Changing times will also mean changing ways of doing business.
Keynote speaker Paul Brown, President of Global Brands and Commercial Services, Hilton Worldwide, says that changing demographics of travel will require the hotels and meeting planner to “collectively think differently” about how to market the MICE sector and the nature of services they offer – moving away from talking up the hardware such as the rooms and facilities and more towards emphasising the value of the software, such as the experience and value of holding meetings in specific facilities. Yes, video-conferencing and technology may affect the MICE business, he said, but there is no alternative to face-to-face meetings. Yes, the economic downturn is affecting both the size and duration of meetings but forward bookings overall are stable. And yes, the financial services sector has been hit but other sectors such as health, pharmaceuticals and manufacturing are up.
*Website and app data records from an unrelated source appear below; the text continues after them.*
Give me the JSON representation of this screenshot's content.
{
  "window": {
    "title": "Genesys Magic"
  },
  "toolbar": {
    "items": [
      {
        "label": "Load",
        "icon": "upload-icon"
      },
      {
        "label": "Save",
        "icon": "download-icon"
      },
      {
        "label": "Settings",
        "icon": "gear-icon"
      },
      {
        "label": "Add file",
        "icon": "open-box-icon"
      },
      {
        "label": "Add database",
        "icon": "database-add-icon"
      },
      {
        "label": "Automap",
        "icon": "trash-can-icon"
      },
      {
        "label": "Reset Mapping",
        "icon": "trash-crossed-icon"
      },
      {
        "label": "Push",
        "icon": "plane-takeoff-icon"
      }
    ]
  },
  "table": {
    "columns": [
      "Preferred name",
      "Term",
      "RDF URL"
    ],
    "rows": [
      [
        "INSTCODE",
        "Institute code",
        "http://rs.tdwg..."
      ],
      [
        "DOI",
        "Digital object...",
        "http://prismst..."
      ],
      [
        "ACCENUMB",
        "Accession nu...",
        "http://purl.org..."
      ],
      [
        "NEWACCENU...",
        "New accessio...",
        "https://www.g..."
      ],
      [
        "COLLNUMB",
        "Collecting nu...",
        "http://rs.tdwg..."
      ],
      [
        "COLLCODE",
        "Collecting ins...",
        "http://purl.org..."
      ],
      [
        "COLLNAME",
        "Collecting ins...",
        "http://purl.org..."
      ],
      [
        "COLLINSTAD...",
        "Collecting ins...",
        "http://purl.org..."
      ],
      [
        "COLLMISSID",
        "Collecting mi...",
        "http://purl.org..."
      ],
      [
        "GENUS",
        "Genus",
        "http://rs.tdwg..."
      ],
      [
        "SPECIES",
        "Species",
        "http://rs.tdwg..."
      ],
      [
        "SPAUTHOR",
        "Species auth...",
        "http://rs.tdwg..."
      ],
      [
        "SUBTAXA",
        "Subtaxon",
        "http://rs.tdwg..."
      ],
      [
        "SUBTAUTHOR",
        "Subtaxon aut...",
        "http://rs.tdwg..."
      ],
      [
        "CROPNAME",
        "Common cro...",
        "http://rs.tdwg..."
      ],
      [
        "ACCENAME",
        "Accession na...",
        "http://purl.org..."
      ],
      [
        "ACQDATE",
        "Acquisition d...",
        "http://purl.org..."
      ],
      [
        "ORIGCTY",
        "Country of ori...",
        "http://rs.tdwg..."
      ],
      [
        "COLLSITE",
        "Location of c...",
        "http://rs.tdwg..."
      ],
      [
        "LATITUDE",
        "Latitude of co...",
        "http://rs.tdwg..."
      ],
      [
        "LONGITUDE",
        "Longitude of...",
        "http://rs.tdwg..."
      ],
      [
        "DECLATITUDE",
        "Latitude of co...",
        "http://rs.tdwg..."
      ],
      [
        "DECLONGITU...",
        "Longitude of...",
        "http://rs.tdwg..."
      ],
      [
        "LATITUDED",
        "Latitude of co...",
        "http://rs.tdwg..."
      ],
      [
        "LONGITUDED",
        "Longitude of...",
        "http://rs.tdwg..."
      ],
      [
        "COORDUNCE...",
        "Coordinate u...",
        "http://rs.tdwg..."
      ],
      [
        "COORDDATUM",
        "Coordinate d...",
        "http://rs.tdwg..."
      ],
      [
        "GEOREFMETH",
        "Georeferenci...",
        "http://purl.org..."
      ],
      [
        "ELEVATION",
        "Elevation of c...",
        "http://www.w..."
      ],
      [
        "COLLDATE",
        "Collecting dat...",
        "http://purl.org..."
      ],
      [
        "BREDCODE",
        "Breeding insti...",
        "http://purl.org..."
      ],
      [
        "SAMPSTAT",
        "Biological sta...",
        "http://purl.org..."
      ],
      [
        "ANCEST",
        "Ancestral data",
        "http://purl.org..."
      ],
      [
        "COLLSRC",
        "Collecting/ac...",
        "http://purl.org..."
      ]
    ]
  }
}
Changing demographics will also mean a turning of the tables in other areas. The economic crisis in Europe and the United States will inevitably mean travel agency and tour operator bankruptcies. This will require suppliers in Asia to protect themselves financially, either through insurance or more stringent credit and advance-payment facilities. Europeans who once used their consumer protection laws to force changes in the supply of products and services in Asia will now face some reverse accountability. At the moment, this issue does not even seem to be on radar screen. Raised by this editor at the ITB Asia Press conference, it got no coherent answers. However, two German marketing consultants hired by Messe Berlin to look at future issues related to European-Asian travel agreed that Asian travel companies deserved to be protected against future European bankruptcies, and were will within their rights to demand accountability. At the moment, very few small and medium-sized suppliers in Asia know how to protect themselves. It is a knowledge-gap well worth plugging in future, the consultants agreed.
It will be interesting to see what new rabbits are pulled out of the ITB Asia hat for 2012. One challenge it will face is costs. Sellers keep getting hit with higher costs of participation, and the increased attendance at ITB Asia means that hotel costs, too, go up. How the show continues to demonstrate value will remain an ongoing challenge. That same challenge will also be faced by the PATA Travel Mart, which will be held in the Philippines in 2012 under a new outsourcing arrangement. With PATA, too, now getting its act together, getting the price-value balance right should not be a problem. The Asia-Pacific region is big enough to accommodate two large trade events. Competition is a must to ensure that the eventual winner remains the industry at large.